Blaikie suggested that profits could be diverted to increase the GST tax credit and Canadian child support.
The money could also be used to extend a 2021 increase to old age protection payouts for seniors aged 64-75, which currently only applies to those over 75, he added.
Kevin Page, a former parliamentary budget official, agreed that taxed profits could be ‘put to work to strengthen our social safety net’.
In response, energy companies could argue that increased taxes are an unfair burden on an industry still trying to recover from the global energy price crash during the early stages of the pandemic, Page said.
“Those are the tough trade-offs that our political leaders have to turn their heads around,” Page said.
Industry says Ottawa benefits from increased royalties
The Canadian Association of Petroleum Producers (CAPP) declined to interview but said in an emailed statement that higher raw material prices translate into an increase in royalties collected by provinces.

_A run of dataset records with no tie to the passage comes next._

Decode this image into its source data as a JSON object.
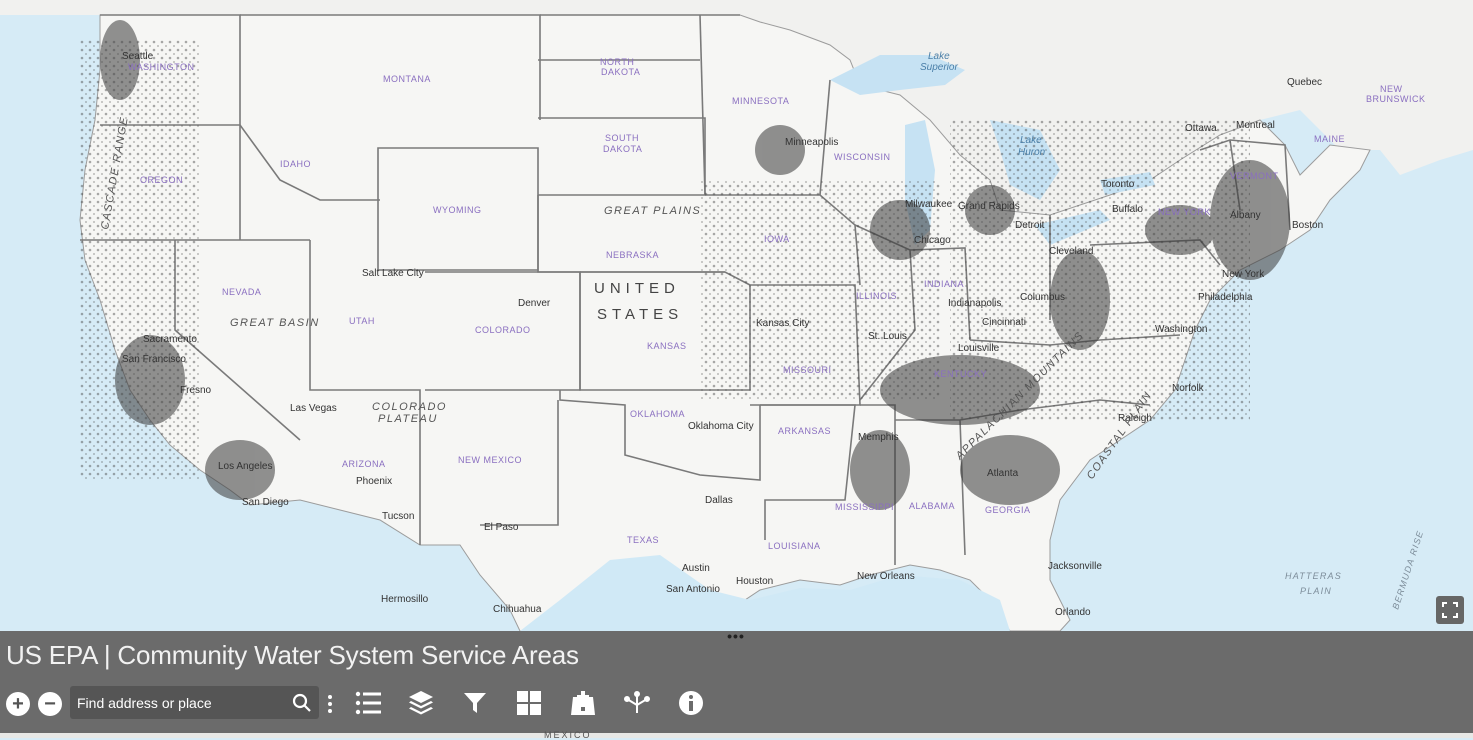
{
  "app": {
    "title": "US EPA | Community Water System Service Areas"
  },
  "search": {
    "placeholder": "Find address or place",
    "icon": "search-icon"
  },
  "toolbar": {
    "zoom_in": "+",
    "zoom_out": "−",
    "more_icon": "more-vertical-icon",
    "tools": [
      {
        "name": "legend",
        "icon": "legend-list-icon"
      },
      {
        "name": "layers",
        "icon": "layers-icon"
      },
      {
        "name": "filter",
        "icon": "filter-icon"
      },
      {
        "name": "basemap",
        "icon": "basemap-gallery-icon"
      },
      {
        "name": "bookmark",
        "icon": "bookmark-add-icon"
      },
      {
        "name": "share",
        "icon": "share-icon"
      },
      {
        "name": "about",
        "icon": "info-icon"
      }
    ],
    "grip": "•••"
  },
  "map": {
    "fullscreen_icon": "fullscreen-icon",
    "country_labels": [
      "UNITED",
      "STATES"
    ],
    "bottom_country_label": "MEXICO",
    "states": [
      "WASHINGTON",
      "OREGON",
      "IDAHO",
      "MONTANA",
      "WYOMING",
      "NORTH DAKOTA",
      "SOUTH DAKOTA",
      "NEBRASKA",
      "KANSAS",
      "OKLAHOMA",
      "TEXAS",
      "MINNESOTA",
      "IOWA",
      "MISSOURI",
      "ARKANSAS",
      "LOUISIANA",
      "WISCONSIN",
      "ILLINOIS",
      "INDIANA",
      "KENTUCKY",
      "MISSISSIPPI",
      "ALABAMA",
      "GEORGIA",
      "NEVADA",
      "UTAH",
      "COLORADO",
      "ARIZONA",
      "NEW MEXICO",
      "VERMONT",
      "NEW YORK",
      "MAINE",
      "NEW BRUNSWICK"
    ],
    "cities": [
      "Seattle",
      "Sacramento",
      "San Francisco",
      "Fresno",
      "Los Angeles",
      "San Diego",
      "Las Vegas",
      "Salt Lake City",
      "Phoenix",
      "Tucson",
      "Hermosillo",
      "Chihuahua",
      "El Paso",
      "Denver",
      "Kansas City",
      "Oklahoma City",
      "Dallas",
      "Austin",
      "San Antonio",
      "Houston",
      "New Orleans",
      "Memphis",
      "St. Louis",
      "Minneapolis",
      "Milwaukee",
      "Chicago",
      "Grand Rapids",
      "Detroit",
      "Indianapolis",
      "Cincinnati",
      "Louisville",
      "Columbus",
      "Cleveland",
      "Toronto",
      "Buffalo",
      "Ottawa",
      "Montreal",
      "Quebec",
      "Albany",
      "Boston",
      "New York",
      "Philadelphia",
      "Washington",
      "Norfolk",
      "Raleigh",
      "Atlanta",
      "Jacksonville",
      "Orlando"
    ],
    "water": [
      "Lake Superior",
      "Lake Huron"
    ],
    "regions": [
      "GREAT PLAINS",
      "GREAT BASIN",
      "COLORADO PLATEAU",
      "CASCADE RANGE",
      "APPALACHIAN MOUNTAINS",
      "COASTAL PLAIN"
    ],
    "ocean": [
      "HATTERAS PLAIN",
      "BERMUDA RISE"
    ]
  }
}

“Canada will see 283 percent year-over-year growth in royalties collected from the four producing oil and gas provinces,” the association said in its statement, which also mentioned income taxes, council taxes, corporate taxes. remittances and the auctioning of mineral rights as additional pools of public money flowing from the oil and gas sector.
Increasing production from democratic countries like Canada would help lower consumer costs, CAPP added.